«Mi piace pensare che nessuno di quei beceri tifosi conosca davvero Anne Frank, voglio pensare che nessuno di loro abbia mai letto il suo diario, le sue esperienze, il suo dolore…»

Quando Walter Veltroni ha presentato il suo film-documentario “Indizi di Felicità”, ci ha raccontato storie di vita di tutti quelli che, per la vita, hanno lottato, di coloro che hanno assaporato attimi di speranza raccattando indizi che provassero la sofferenza umana come catartica liberazione dall’opulenta oppressione psico-fisica.

Mi piace pensare che nessuno di quei beceri tifosi conosca davvero Anne Frank, voglio pensare che nessuno di loro abbia mai letto il suo diario, le sue esperienze, il suo dolore. Preferisco etichettare l’increscioso episodio dello Stadio Olimpico come goliardica bravata di esseri decerebrati. Potrei farlo, ma proprio non ce la faccio. Non ce la faccio ad ignorare la mancanza di rispetto, l’estremo negazionismo di chi ignora il passato minando gli equilibri umani futuri. I giovani hanno il diritto di sapere e il dovere di schierarsi contro le idiozie politiche, contro le ingiustizie sottaciute e le inutili giustificazioni.

Intervistato da Veltroni, Sami Modiano, uno dei 25 bambini sopravvissuto nel 1945 ad Auschwitz, ha riportato alla memoria il ricordo di quei giorni a Birkenau. Le parole lasciano il posto a lacrime di rabbia e disperazione:

«Vai a riposarti, domani sarà una dura giornata di lavoro. Me lo ripeteva, ogni sera, mio padre. Ma io non potevo riposare al pensiero che mia sorella Lucia fosse dall’altra parte del filo spinato. Una sera, non riuscendo a dormire, decisi di avvicinarmi a quella rete, sapevo che la finestra fosse quella. Improvvisamente una mano mi salutò, la ragazza che ci si affacciò non poteva essere Lucia. L’avevo vista il mese prima, aveva capelli lunghi e fianchi corpulenti. Alla finestra, adesso, c’era il corpicino di una donna indifesa, dal capo rasato e gli zigomi ossei. Non la riconobbi, non me lo perdonerò mai. Le mando un abbraccio ideale ed una fetta di pane avvolta in un panno bagnato. Lucia lo raccoglie, rientra e, poco dopo, mi rispedisce indietro il panno, lo apro e ci trovo all’interno due fette di pane, la mia e la sua. Ho cercato invano di persuadere mio padre ad accompagnarmi nelle spedizioni notturne.

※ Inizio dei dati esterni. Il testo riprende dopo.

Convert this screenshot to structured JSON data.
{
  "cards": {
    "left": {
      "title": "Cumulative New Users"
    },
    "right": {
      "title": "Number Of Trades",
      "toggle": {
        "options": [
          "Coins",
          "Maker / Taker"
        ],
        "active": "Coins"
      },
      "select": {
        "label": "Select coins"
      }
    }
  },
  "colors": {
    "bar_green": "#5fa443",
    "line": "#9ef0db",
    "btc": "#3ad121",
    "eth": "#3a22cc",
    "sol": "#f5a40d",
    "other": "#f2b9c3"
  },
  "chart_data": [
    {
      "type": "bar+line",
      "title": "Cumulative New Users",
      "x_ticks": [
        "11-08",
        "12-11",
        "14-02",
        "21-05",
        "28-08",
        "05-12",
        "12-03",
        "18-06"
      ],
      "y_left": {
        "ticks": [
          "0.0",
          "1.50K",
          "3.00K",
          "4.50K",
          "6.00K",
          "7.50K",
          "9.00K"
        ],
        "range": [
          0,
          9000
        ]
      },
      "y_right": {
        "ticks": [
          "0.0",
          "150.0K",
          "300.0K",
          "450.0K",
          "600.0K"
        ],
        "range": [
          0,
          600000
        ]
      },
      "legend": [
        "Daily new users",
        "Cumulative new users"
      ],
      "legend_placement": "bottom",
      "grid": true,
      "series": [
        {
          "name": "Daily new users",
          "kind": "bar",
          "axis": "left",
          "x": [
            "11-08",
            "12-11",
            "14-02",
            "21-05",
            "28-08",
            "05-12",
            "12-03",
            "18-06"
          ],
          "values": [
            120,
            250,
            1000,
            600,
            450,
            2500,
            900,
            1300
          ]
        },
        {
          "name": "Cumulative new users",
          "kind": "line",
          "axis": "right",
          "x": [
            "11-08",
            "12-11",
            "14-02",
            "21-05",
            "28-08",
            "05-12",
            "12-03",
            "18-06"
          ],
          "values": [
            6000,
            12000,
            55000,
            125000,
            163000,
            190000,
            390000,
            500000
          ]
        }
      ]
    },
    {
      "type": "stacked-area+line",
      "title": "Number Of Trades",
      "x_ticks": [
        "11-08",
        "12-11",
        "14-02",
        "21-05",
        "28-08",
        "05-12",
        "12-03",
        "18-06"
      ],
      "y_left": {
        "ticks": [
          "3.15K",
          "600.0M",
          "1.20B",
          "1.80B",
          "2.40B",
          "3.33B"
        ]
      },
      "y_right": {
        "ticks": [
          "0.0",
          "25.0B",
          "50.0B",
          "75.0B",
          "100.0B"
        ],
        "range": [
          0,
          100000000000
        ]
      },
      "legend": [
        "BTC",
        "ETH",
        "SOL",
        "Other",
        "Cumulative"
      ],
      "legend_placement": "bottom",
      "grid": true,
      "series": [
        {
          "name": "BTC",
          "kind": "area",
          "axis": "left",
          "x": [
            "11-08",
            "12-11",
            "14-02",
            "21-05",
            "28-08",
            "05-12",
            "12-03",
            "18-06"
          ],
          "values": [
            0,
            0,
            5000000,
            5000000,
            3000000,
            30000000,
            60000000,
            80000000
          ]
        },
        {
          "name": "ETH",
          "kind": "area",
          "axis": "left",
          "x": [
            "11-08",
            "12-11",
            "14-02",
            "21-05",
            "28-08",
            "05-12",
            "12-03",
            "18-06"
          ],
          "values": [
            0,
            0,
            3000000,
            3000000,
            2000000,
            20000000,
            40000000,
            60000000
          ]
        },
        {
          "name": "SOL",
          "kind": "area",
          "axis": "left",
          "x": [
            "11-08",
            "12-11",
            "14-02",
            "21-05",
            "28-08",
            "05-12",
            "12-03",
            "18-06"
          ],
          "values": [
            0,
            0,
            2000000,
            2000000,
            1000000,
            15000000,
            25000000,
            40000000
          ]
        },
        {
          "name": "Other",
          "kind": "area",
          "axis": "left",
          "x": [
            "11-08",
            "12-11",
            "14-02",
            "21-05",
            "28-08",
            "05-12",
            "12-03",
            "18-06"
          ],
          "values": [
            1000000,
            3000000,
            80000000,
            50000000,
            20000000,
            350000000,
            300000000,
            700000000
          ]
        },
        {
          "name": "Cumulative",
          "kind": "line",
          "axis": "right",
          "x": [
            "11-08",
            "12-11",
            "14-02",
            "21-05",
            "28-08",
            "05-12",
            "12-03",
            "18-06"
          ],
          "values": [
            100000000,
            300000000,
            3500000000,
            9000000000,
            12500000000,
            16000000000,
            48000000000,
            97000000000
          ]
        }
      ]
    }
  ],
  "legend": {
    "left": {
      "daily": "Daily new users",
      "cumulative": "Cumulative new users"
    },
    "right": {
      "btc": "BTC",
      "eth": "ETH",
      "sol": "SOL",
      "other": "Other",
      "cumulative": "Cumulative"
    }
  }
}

Non comprendevo il suo rifiuto ma quando seppe che sua figlia non c’era più, si lasciò andare. Una sera, e non l’aveva mai fatto, mi disse: “Resta un po’ con me”. Sorpreso dalla sua insolita richiesta, rimasi senza proferire verbo, ammutolito dal suo sguardo. Il silenzio venne rotto dalla sua voce tremante: “Domattina non venire più a cercarmi, sarò in infermeria, lì si prenderanno cura di me. Tu devi resistere, devi tenere duro”. Chiaramente, non l’ho più rivisto. Oggi, quando guardo il numero di prigionia tatuato sul mio braccio, rammento quel consiglio che ho tenuto mio finora. Restare soli al mondo a quattordici anni non è facile, ve lo garantisco. Ai giovani chiedo di ascoltarmi, perché quando io non ci sarò più, ci saranno loro, e loro dovranno fare in modo che quell’orrore non si ripeta” (Tratto da Sky, Il viaggio più lungo: gli ebrei di Rodi)

Quando io non ci sarò più, ci saranno loro, e loro dovranno fare in modo che quell’orrore non si ripeta.